Morphology of the liver and fat tissues

The liver and epididymal adipose tissue were removed from each mouse. Samples were subsequently fixed in 10% paraformaldehyde in PBS and embedded in paraffin for hematoxylin and eosin (H&E) staining. Specimens were observed under a light microscope (Carl Zeiss Inc., Germany) at 200× magnification.

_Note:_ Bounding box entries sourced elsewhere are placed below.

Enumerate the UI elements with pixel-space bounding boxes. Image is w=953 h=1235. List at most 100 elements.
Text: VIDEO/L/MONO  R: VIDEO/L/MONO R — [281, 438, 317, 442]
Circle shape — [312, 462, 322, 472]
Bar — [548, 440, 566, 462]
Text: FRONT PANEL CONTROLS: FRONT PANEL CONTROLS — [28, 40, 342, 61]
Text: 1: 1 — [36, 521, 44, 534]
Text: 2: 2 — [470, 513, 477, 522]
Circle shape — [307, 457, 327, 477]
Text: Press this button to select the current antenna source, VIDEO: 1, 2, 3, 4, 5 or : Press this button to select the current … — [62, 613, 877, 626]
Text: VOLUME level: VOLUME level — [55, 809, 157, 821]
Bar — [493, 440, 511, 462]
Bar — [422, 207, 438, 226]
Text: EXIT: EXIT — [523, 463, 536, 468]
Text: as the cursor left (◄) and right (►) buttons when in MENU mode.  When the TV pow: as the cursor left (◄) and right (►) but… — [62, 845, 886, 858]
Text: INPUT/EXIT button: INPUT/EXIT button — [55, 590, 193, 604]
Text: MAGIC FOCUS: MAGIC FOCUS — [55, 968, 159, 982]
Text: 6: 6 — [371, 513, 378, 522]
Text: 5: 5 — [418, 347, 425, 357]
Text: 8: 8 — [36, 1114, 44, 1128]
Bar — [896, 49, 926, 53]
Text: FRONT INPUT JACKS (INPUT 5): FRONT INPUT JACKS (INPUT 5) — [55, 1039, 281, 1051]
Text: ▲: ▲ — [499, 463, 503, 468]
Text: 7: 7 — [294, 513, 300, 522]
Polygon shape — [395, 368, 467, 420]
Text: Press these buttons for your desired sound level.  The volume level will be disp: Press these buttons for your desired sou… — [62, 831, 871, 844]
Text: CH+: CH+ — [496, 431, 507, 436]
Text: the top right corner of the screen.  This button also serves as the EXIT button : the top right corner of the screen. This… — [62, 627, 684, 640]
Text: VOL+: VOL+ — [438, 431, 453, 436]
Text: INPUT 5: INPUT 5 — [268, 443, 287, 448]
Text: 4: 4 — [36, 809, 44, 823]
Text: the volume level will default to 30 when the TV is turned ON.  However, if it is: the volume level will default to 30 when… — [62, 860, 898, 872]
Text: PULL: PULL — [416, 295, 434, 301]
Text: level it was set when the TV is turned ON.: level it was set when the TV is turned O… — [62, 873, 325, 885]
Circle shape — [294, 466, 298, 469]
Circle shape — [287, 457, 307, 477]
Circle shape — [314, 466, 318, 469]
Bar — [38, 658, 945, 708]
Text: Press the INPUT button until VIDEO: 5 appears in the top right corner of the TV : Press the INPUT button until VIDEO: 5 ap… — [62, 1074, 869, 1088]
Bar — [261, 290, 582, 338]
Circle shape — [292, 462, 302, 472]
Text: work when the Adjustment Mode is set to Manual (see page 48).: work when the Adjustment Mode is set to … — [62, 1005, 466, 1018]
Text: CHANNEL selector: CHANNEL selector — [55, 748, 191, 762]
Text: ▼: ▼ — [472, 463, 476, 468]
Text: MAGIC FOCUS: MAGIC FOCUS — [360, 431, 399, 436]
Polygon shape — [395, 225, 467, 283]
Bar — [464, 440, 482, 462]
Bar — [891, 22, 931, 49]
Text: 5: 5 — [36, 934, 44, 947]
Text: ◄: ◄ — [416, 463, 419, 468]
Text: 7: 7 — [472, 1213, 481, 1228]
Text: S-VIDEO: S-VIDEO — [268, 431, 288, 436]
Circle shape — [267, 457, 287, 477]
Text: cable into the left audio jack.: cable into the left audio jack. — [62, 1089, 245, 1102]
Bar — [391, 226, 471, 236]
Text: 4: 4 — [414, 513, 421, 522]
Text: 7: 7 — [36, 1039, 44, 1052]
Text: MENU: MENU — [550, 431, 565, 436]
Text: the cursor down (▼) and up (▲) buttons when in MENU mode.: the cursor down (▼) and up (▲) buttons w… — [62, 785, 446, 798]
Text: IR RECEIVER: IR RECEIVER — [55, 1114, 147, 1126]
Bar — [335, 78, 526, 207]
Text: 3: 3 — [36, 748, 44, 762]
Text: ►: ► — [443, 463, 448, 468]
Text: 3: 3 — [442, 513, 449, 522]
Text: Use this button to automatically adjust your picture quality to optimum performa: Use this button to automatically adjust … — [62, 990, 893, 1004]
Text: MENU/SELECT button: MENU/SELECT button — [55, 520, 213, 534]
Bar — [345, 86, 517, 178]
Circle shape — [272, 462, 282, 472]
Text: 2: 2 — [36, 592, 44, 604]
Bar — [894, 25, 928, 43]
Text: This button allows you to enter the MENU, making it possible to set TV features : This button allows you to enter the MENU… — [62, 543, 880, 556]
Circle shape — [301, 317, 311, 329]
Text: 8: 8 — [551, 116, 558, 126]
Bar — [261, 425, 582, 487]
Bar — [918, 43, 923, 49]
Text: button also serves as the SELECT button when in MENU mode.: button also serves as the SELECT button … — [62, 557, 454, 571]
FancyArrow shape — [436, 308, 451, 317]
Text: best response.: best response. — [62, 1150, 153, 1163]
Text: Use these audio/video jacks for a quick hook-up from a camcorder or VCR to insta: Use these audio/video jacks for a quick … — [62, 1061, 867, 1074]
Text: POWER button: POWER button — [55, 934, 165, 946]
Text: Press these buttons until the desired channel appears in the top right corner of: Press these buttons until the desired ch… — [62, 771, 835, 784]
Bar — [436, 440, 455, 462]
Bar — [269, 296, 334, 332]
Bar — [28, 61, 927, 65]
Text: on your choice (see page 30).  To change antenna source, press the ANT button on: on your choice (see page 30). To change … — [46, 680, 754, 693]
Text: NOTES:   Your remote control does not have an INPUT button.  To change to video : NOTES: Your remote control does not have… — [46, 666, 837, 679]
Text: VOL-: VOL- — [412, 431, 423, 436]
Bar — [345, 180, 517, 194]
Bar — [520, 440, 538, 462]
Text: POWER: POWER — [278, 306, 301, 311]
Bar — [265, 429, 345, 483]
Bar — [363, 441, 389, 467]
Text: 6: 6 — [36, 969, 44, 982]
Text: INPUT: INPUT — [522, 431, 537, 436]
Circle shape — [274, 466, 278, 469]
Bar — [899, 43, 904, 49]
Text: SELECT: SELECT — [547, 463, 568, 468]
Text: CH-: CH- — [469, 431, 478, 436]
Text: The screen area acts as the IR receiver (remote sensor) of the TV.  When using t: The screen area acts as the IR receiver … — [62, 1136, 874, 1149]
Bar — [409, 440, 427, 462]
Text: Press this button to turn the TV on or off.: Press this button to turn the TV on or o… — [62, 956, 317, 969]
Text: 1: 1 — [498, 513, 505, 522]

Hepatic-steatosis, and plasma lipids index detection

The total plasma triglyceride (TG), total cholesterol (TC), HDL-cholesterol (HDL-C), glutamic oxaloacetic transaminase (GOT), glutamic pyruvic transaminase (GPT), and Lipase (LIP) levels were detected using enzymatic assay kits and a FUJI DRI-CHEM analyzer (Fujifilm, Tokyo, Japan). The non–HDL-C level was calculated as [(total cholesterol) - (HDL-C) - (TG/5)]. For hepatic-steatosis analysis, a lipid extraction kit from BioVision, USA (Cat. K216–50) was used to extract lipids in liver tissues in accordance with the manufacturer’s protocol. Hepatic triglyceride and cholesterol were determined in the liver tissue by using triglyceride and cholesterol quantitation assay kits from Abcam, UK (Cat. ab65336 and ab65359), respectively, according to the manufacturer’s instruction.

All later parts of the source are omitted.